Une mort « en….corps » floue?
La famille du père de la révolution burkinabè veut savoir si c’est bien le corps de Thomas Sankara, président du Burkina Faso, de 1983 à 1987, qui se trouve au cimetière de Dagnoën, un quartier populaire de Ouagadougou.
Mais le tribunal de grande instance de Ouagadougou, après plusieurs mois de renvois, s’est déclaré incompétent ce mercredi 30 avril 2014, provoquant le courroux de ceux qui avaient pris d’assaut la salle d’audience.
Lorsque la juge du tribunal de grande instance a déclaré qu’elle est incompétente pour juger de cette affaire, des voix se sont élevées tout de suite dans la salle pour crier leur ras-le-bol. «Justice pourrie», «Justice corrompue», «A bas les juges acquis» etc. étaient les phrases entendues.
Puis en chœur, le public venu assister écouter le verdict entonne l’hymne national du Burkina Faso avant de huer les juges qui ont immédiatement suspendu l’audience.
«Nous sommes déçus», a déclaré Valentin Sankara, frère cadet du président Thomas Isidore Noël Sankara. Il a expliqué que ce n’est pas la première fois que la justice burkinabè prend connaissance de ce dossier. Mais que c’est toujours «la même chanson».
Valentin Sankara, dit ne pas être surpris par ce verdict, assure tout de même garder le moral. «Quand on se retourne et qu’on voit qu’il y a toujours derrière nous tout le peuple, cela nous réconforte. Thomas lui-même aimait à dire que quand le peuple se met debout, l’impérialisme tremble. Donc on pourra dire aujourd’hui que si le peuple se met débout, nous avons a espoir que justice sera rendue», a-t-il mentionné.
«Nous ne sommes pas du tout contents de cette décision. Nous allons faire appel», a martelé pour sa part l’avocat de la famille, Me Bénéwendé Sankara. A l’en croire, le tribunal est bel et bien compétent, puisqu’il s’agit d’une affaire purement civile.
Selon Me Sankara, le citoyen burkinabè veut simplement savoir «si c’est le corps du président Sankara qui se trouve dans sa prétendue tombe».
Toutefois, il a ajouté qu’il ne connait pas pour le moment les motivations de la juge. «Nous ne pouvons donc pas tirer en l’état actuel, toutes les conséquences de cette décision»

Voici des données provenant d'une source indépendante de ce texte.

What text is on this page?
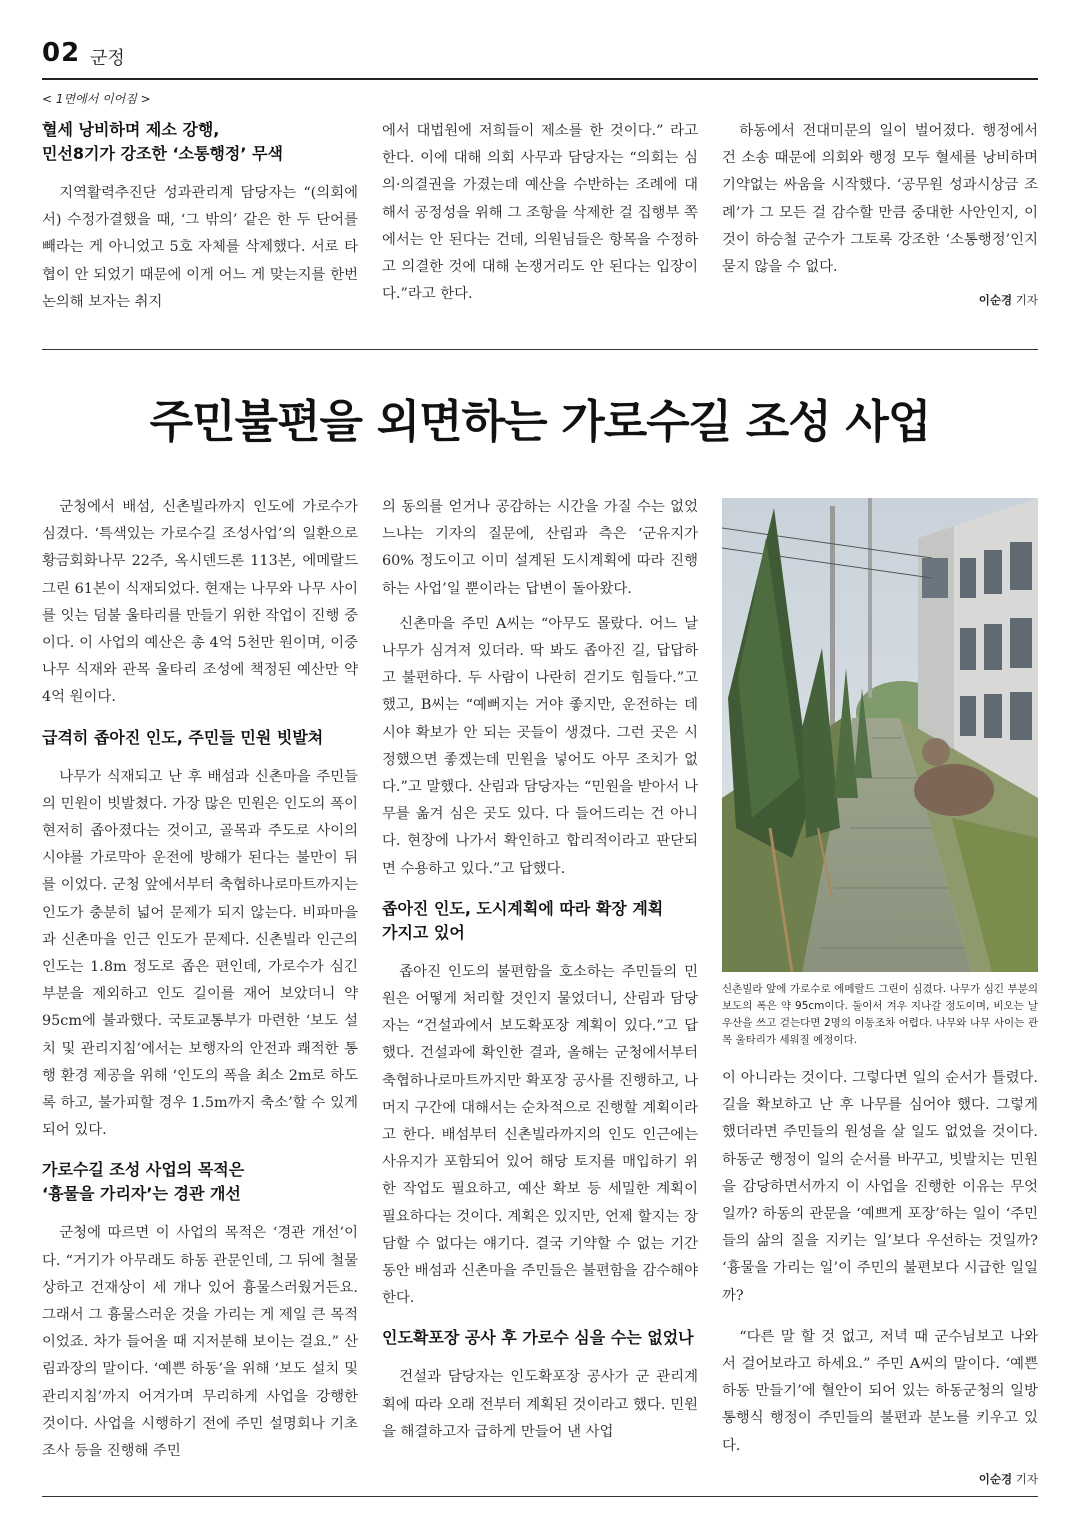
02 군정
< 1면에서 이어짐 >
혈세 낭비하며 제소 강행,
민선8기가 강조한 ‘소통행정’ 무색

지역활력추진단 성과관리계 담당자는 “(의회에서) 수정가결했을 때, ‘그 밖의’ 같은 한 두 단어를 빼라는 게 아니었고 5호 자체를 삭제했다. 서로 타협이 안 되었기 때문에 이게 어느 게 맞는지를 한번 논의해 보자는 취지

에서 대법원에 저희들이 제소를 한 것이다.” 라고 한다. 이에 대해 의회 사무과 담당자는 “의회는 심의·의결권을 가졌는데 예산을 수반하는 조례에 대해서 공정성을 위해 그 조항을 삭제한 걸 집행부 쪽에서는 안 된다는 건데, 의원님들은 항목을 수정하고 의결한 것에 대해 논쟁거리도 안 된다는 입장이다.”라고 한다.

하동에서 전대미문의 일이 벌어졌다. 행정에서 건 소송 때문에 의회와 행정 모두 혈세를 낭비하며 기약없는 싸움을 시작했다. ‘공무원 성과시상금 조례’가 그 모든 걸 감수할 만큼 중대한 사안인지, 이것이 하승철 군수가 그토록 강조한 ‘소통행정’인지 묻지 않을 수 없다.

이순경 기자
주민불편을 외면하는 가로수길 조성 사업

군청에서 배섬, 신촌빌라까지 인도에 가로수가 심겼다. ‘특색있는 가로수길 조성사업’의 일환으로 황금회화나무 22주, 옥시덴드론 113본, 에메랄드그린 61본이 식재되었다. 현재는 나무와 나무 사이를 잇는 덤불 울타리를 만들기 위한 작업이 진행 중이다. 이 사업의 예산은 총 4억 5천만 원이며, 이중 나무 식재와 관목 울타리 조성에 책정된 예산만 약 4억 원이다.

급격히 좁아진 인도, 주민들 민원 빗발쳐

나무가 식재되고 난 후 배섬과 신촌마을 주민들의 민원이 빗발쳤다. 가장 많은 민원은 인도의 폭이 현저히 좁아졌다는 것이고, 골목과 주도로 사이의 시야를 가로막아 운전에 방해가 된다는 불만이 뒤를 이었다. 군청 앞에서부터 축협하나로마트까지는 인도가 충분히 넓어 문제가 되지 않는다. 비파마을과 신촌마을 인근 인도가 문제다. 신촌빌라 인근의 인도는 1.8m 정도로 좁은 편인데, 가로수가 심긴 부분을 제외하고 인도 길이를 재어 보았더니 약 95cm에 불과했다. 국토교통부가 마련한 ‘보도 설치 및 관리지침’에서는 보행자의 안전과 쾌적한 통행 환경 제공을 위해 ‘인도의 폭을 최소 2m로 하도록 하고, 불가피할 경우 1.5m까지 축소’할 수 있게 되어 있다.

가로수길 조성 사업의 목적은
‘흉물을 가리자’는 경관 개선

군청에 따르면 이 사업의 목적은 ‘경관 개선’이다. “거기가 아무래도 하동 관문인데, 그 뒤에 철물상하고 건재상이 세 개나 있어 흉물스러웠거든요. 그래서 그 흉물스러운 것을 가리는 게 제일 큰 목적이었죠. 차가 들어올 때 지저분해 보이는 걸요.” 산림과장의 말이다. ‘예쁜 하동’을 위해 ‘보도 설치 및 관리지침’까지 어겨가며 무리하게 사업을 강행한 것이다. 사업을 시행하기 전에 주민 설명회나 기초조사 등을 진행해 주민

의 동의를 얻거나 공감하는 시간을 가질 수는 없었느냐는 기자의 질문에, 산림과 측은 ‘군유지가 60% 정도이고 이미 설계된 도시계획에 따라 진행하는 사업’일 뿐이라는 답변이 돌아왔다.

신촌마을 주민 A씨는 “아무도 몰랐다. 어느 날 나무가 심겨져 있더라. 딱 봐도 좁아진 길, 답답하고 불편하다. 두 사람이 나란히 걷기도 힘들다.”고 했고, B씨는 “예뻐지는 거야 좋지만, 운전하는 데 시야 확보가 안 되는 곳들이 생겼다. 그런 곳은 시정했으면 좋겠는데 민원을 넣어도 아무 조치가 없다.”고 말했다. 산림과 담당자는 “민원을 받아서 나무를 옮겨 심은 곳도 있다. 다 들어드리는 건 아니다. 현장에 나가서 확인하고 합리적이라고 판단되면 수용하고 있다.”고 답했다.

좁아진 인도, 도시계획에 따라 확장 계획
가지고 있어

좁아진 인도의 불편함을 호소하는 주민들의 민원은 어떻게 처리할 것인지 물었더니, 산림과 담당자는 “건설과에서 보도확포장 계획이 있다.”고 답했다. 건설과에 확인한 결과, 올해는 군청에서부터 축협하나로마트까지만 확포장 공사를 진행하고, 나머지 구간에 대해서는 순차적으로 진행할 계획이라고 한다. 배섬부터 신촌빌라까지의 인도 인근에는 사유지가 포함되어 있어 해당 토지를 매입하기 위한 작업도 필요하고, 예산 확보 등 세밀한 계획이 필요하다는 것이다. 계획은 있지만, 언제 할지는 장담할 수 없다는 얘기다. 결국 기약할 수 없는 기간 동안 배섬과 신촌마을 주민들은 불편함을 감수해야 한다.

인도확포장 공사 후 가로수 심을 수는 없었나

건설과 담당자는 인도확포장 공사가 군 관리계획에 따라 오래 전부터 계획된 것이라고 했다. 민원을 해결하고자 급하게 만들어 낸 사업

신촌빌라 앞에 가로수로 에메랄드 그린이 심겼다. 나무가 심긴 부분의 보도의 폭은 약 95cm이다. 둘이서 겨우 지나갈 정도이며, 비오는 날 우산을 쓰고 걷는다면 2명의 이동조차 어렵다. 나무와 나무 사이는 관목 울타리가 세워질 예정이다.

이 아니라는 것이다. 그렇다면 일의 순서가 틀렸다. 길을 확보하고 난 후 나무를 심어야 했다. 그렇게 했더라면 주민들의 원성을 살 일도 없었을 것이다. 하동군 행정이 일의 순서를 바꾸고, 빗발치는 민원을 감당하면서까지 이 사업을 진행한 이유는 무엇일까? 하동의 관문을 ‘예쁘게 포장’하는 일이 ‘주민들의 삶의 질을 지키는 일’보다 우선하는 것일까? ‘흉물을 가리는 일’이 주민의 불편보다 시급한 일일까?

“다른 말 할 것 없고, 저녁 때 군수님보고 나와서 걸어보라고 하세요.” 주민 A씨의 말이다. ‘예쁜 하동 만들기’에 혈안이 되어 있는 하동군청의 일방통행식 행정이 주민들의 불편과 분노를 키우고 있다.

이순경 기자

L’un des avocats de la famille explque que les deux enfants du président, Philippe et Auguste, ont déjà fait leur prélèvement ADN. Ils attendaient donc que les juges donnent l’autorisation d’ouvrir la tombe pour identifier le corps qui s’y trouve, en vue de procéder à la comparaison des ADN.
Après l’audience du 22 janvier dernier, les avocats de la famille s’étaient entendus dire par le juge de revenir le mercredi 5 mars.
A l’audience du 5 mars le tribunal de grande instance de Ouagadougou exigeait des avocats des compléments de dossier en vue de délibérer sur la question. Conditions que les avocats disent avoir remplies à l’audience du 3 avril.
«Les gens sont de plus en plus décidés à ce que justice se fasse», a déclaré l’artiste musicien burkinabè Smockey, présent à cette audience.
Pour lui, «c’est malheureux, c’est triste et ça choque profondément de savoir que notre justice n’est pas capable de rendre justice». Cependant, a-t-il prévenu, «nous préférons que la justice prenne ses responsabilités plutôt que se soit le peuple lui-même qui le fasse».